35.3 CloudWatch Alarms: Threshold, Anomaly Detection, and Composite Alarms

Right, CloudWatch Alarms. This is where we move from passively watching your infrastructure’s weird little performance art piece to actually yelling at it when it misbehaves. An alarm is a state machine that watches a single metric and does something when that metric crosses a threshold for a certain period. It’s your system’s way of tapping you on the shoulder and saying, “Hey, I think I’m on fire. Or maybe I’m just cold. You should probably look into that.”

The genius—and the frustration—of CloudWatch Alarms is their simplicity. They are deliberately dumb. They don’t reason about causality; they just compare a number to another number. Your job is to make that simple comparison meaningful, which is where most people screw it up.

The Anatomy of a Standard Threshold Alarm

Let’s break down the crucial bits you’ll configure. It’s not just “CPU > 90%”.

Metric & Statistic: You’re not alarming on a single data point. You’re alarming on a statistic (Average, Maximum, Sum, etc.) calculated from all the data points published during your chosen period. A period of 5 minutes with an Average statistic means it collects all the data points for 5 minutes, averages them, and then uses that single averaged value for the threshold check. This is your first line of defense against noisy, flappy metrics.
Threshold: The actual number. Seems obvious, but the magic is in the breach behavior. Is it GreaterThanOrEqualToThreshold or GreaterThanThreshold? This matters at the boundary. I always use GreaterThanOrEqualToThreshold because I’m paranoid and want to know if we hit the number, not just exceed it.
Datapoints to Alarm & Evaluation Periods: This is the most important part and the one everyone gets wrong. This defines how consistent the breach needs to be before the alarm fires. “2 out of 2” evaluation periods means the metric must be in breach for two consecutive periods without a single good datapoint in between to trigger ALARM. “3 out of 5” is more forgiving; it allows for two flappy, good datapoints within those five periods without triggering. For most production systems, you want at least “2 out of 3” or “3 out of 5” to prevent a single spike from paging you at 3 AM.

Here’s a classic example: an alarm that triggers if the average CPU utilization of an EC2 instance is high for 10 straight minutes.

# A CloudFormation example because it's clearer than the console clicks.
AWSTemplateFormatVersion: '2010-09-09'
Resources:
  CpuAlarm:
    Type: AWS::CloudWatch::Alarm
    Properties:
      AlarmDescription: "Alarm if CPU too high for 10 minutes, likely needs attention"
      Namespace: AWS/EC2
      MetricName: CPUUtilization
      Dimensions:
        - Name: InstanceId
          Value: i-1234567890abcdef0
      Statistic: Average
      Period: 300 # 5 minutes. This is the granularity of the check.
      EvaluationPeriods: 2 # How many periods to check? 2 * 5min = 10min.
      DatapointsToAlarm: 2 # How many of those periods must be bad? 2.
      Threshold: 90
      ComparisonOperator: GreaterThanOrEqualToThreshold
      TreatMissingData: breaching # This is crucial! See below.

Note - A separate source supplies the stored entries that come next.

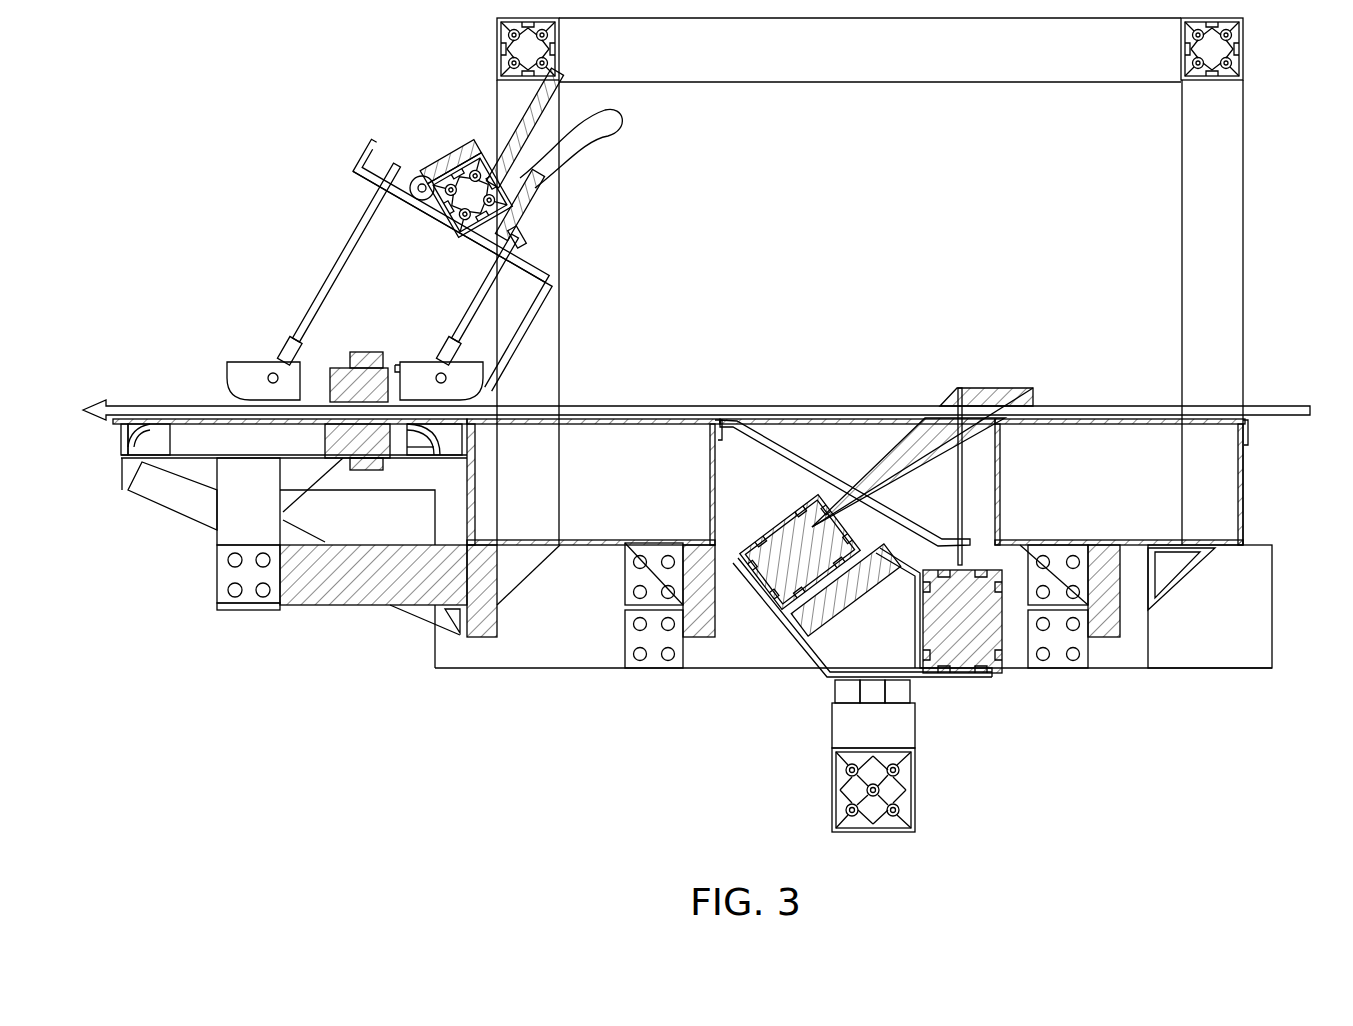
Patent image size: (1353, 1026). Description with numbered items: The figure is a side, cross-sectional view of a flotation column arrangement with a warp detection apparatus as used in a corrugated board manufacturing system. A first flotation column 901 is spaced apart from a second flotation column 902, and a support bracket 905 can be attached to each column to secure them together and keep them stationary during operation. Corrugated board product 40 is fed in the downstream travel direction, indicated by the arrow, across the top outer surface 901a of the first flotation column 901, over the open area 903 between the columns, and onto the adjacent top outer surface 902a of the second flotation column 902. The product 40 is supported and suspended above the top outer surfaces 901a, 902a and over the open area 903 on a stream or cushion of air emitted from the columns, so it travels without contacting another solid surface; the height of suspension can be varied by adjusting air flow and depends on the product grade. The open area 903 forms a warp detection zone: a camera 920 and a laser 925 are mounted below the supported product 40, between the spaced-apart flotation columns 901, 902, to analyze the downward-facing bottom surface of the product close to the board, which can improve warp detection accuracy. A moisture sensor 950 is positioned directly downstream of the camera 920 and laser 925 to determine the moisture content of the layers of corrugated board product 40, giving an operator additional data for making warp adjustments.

The corrugated board product 40 is at (1312, 405).
The first flotation column 901 is at (1045, 437).
The top outer surface of flotation column 901 901a is at (1130, 418).
The second flotation column 902 is at (578, 440).
The top outer surface of flotation column 902 902a is at (662, 420).
The open area 903 is at (880, 407).
The support bracket 905 is at (832, 470).
The camera 920 is at (775, 528).
The laser 925 is at (962, 652).
The moisture sensor 950 is at (420, 176).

The “TreatMissingData” Minefield

This setting is a masterpiece of under-the-radar importance. What happens if your instance is stopped, your application crashes and stops emitting metrics, or a network blip causes a data gap? The default behavior is missing, which means the missing point is ignored in the evaluation. This is often disastrous. If you have “2 out of 2” and one point is missing, the alarm can never fire because it only has one data point to evaluate.

For alarms where no data is a bad thing (like a heartbeat check), you must set TreatMissingData: breaching. For alarms where no data is probably fine (like CPU on a stopped instance), notBreaching might be better. For flappy services, ignore keeps the previous state. Think about this. Hard.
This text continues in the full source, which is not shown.